The security forces were said to be on the lookout for militants who were believed to be crossing into Morocco from Algeria.
And of course the Madrid train bombs, which killed almost 200 people in 2004, were the work of a Moroccan gang.
In December 2008, AQIM militants abducted the United Nations special envoy, Robert Fowler, and his assistant, Louis Guay, near Niger’s capital, Niamey. They were released in April 2009.
The group also seized four European tourists who disappeared in January 2009 along the Mali-Niger border. Two were freed in April.
The group threatened to kill one of the remaining pair – a Briton – unless a radical Islamic cleric convicted of terrorism in Jordan, Abu Qatada, was released from jail in the UK.

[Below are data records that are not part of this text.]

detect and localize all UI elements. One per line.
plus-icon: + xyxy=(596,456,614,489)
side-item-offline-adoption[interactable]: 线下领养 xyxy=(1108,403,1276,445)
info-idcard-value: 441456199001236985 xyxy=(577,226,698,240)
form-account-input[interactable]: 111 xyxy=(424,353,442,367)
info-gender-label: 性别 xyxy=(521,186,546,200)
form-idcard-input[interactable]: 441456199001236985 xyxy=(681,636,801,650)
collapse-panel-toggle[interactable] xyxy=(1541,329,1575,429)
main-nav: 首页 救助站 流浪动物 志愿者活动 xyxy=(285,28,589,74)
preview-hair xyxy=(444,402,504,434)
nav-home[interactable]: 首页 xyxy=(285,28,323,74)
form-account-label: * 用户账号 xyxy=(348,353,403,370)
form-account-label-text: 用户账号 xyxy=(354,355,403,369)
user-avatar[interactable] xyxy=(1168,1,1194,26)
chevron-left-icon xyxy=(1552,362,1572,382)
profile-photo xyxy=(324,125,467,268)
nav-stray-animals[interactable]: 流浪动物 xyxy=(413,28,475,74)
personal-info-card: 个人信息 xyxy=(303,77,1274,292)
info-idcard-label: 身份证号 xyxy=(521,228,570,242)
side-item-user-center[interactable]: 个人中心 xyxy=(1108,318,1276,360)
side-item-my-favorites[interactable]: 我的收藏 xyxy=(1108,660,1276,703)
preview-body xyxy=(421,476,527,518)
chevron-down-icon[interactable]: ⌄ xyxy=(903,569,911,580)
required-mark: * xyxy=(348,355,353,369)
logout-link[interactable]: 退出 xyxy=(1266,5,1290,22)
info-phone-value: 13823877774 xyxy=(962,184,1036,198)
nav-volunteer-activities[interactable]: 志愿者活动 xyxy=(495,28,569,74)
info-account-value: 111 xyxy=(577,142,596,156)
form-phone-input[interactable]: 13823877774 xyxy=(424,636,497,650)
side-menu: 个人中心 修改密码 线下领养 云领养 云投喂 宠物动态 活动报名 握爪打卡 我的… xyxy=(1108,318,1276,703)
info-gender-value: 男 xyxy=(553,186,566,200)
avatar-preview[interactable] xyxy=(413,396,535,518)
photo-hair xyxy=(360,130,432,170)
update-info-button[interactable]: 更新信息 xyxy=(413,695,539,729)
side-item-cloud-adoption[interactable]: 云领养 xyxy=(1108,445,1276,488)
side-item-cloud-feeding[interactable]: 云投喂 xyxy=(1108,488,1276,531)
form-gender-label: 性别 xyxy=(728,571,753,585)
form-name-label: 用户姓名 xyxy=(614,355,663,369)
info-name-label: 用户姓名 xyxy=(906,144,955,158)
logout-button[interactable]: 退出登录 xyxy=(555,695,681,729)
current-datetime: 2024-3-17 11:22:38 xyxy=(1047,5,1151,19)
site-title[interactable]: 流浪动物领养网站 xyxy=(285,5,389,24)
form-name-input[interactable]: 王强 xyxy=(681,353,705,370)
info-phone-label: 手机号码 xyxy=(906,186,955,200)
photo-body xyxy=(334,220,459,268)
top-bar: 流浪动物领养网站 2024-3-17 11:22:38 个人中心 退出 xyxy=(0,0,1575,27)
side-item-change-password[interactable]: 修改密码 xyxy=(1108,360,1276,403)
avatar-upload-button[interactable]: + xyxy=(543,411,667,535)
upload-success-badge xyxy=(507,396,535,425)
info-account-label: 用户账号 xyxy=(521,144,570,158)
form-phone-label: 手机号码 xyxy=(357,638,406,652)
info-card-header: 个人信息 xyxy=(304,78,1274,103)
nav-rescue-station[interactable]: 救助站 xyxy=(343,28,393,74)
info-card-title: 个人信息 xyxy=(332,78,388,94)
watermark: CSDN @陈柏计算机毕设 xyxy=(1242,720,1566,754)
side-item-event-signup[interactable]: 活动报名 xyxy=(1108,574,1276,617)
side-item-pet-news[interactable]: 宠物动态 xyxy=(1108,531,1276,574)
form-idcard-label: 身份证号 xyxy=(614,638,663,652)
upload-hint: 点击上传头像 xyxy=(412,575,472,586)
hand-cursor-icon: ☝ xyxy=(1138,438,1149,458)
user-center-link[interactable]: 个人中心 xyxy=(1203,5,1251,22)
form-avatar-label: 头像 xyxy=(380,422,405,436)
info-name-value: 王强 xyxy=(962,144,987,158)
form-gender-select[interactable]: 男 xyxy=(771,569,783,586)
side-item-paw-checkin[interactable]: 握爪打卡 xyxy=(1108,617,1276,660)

And in June 2009 the British government said it believed AQIM’s claims on an Islamist website that the death threat had been carried out against the British captive, Edwin Dyer.
In July 2010 AQIM said it had killed French hostage Michel Germaneau – kidnapped in northern Niger three months earlier and transferred to Mali – in revenge for the killing of seven comrades in a failed rescue raid.
In November 2011 a German was killed and three other foreigners kidnapped by AQIM in the ancient tourist city of Timbuktu in northern Mali.
The group is thought to have between 600 and 800 fighters spread throughout Algeria and Europe – and according to the independent think-tank the Council on Foreign Relations, most of its major commanders trained in Afghanistan.
Since 2004, the leader of the militants is thought to be Abou Mossab Abdelwadoud, a former university science student and infamous bomb-maker.
In 2005, deputy GSPC leader Amari Saifi was sentenced to life in prison by an Algiers court for kidnapping 32 European tourists in 2003.
The former paratrooper was captured by Chadian rebels in mysterious circumstances and passed on to Libya before standing trial in Algeria.
Another leading member was Mokhtar Belmokhtar, known as “The One-Eyed”, a former soldier and infamous cigarette smuggler at the centre of the 2013 hostage drama in Algeria. He left AQIM in late 2012 after falling out with some leaders and has been involved in operations in Mali.
He organised the importation of arms for the underground network from Niger and Mali. He is wanted in Algeria on terrorism charges.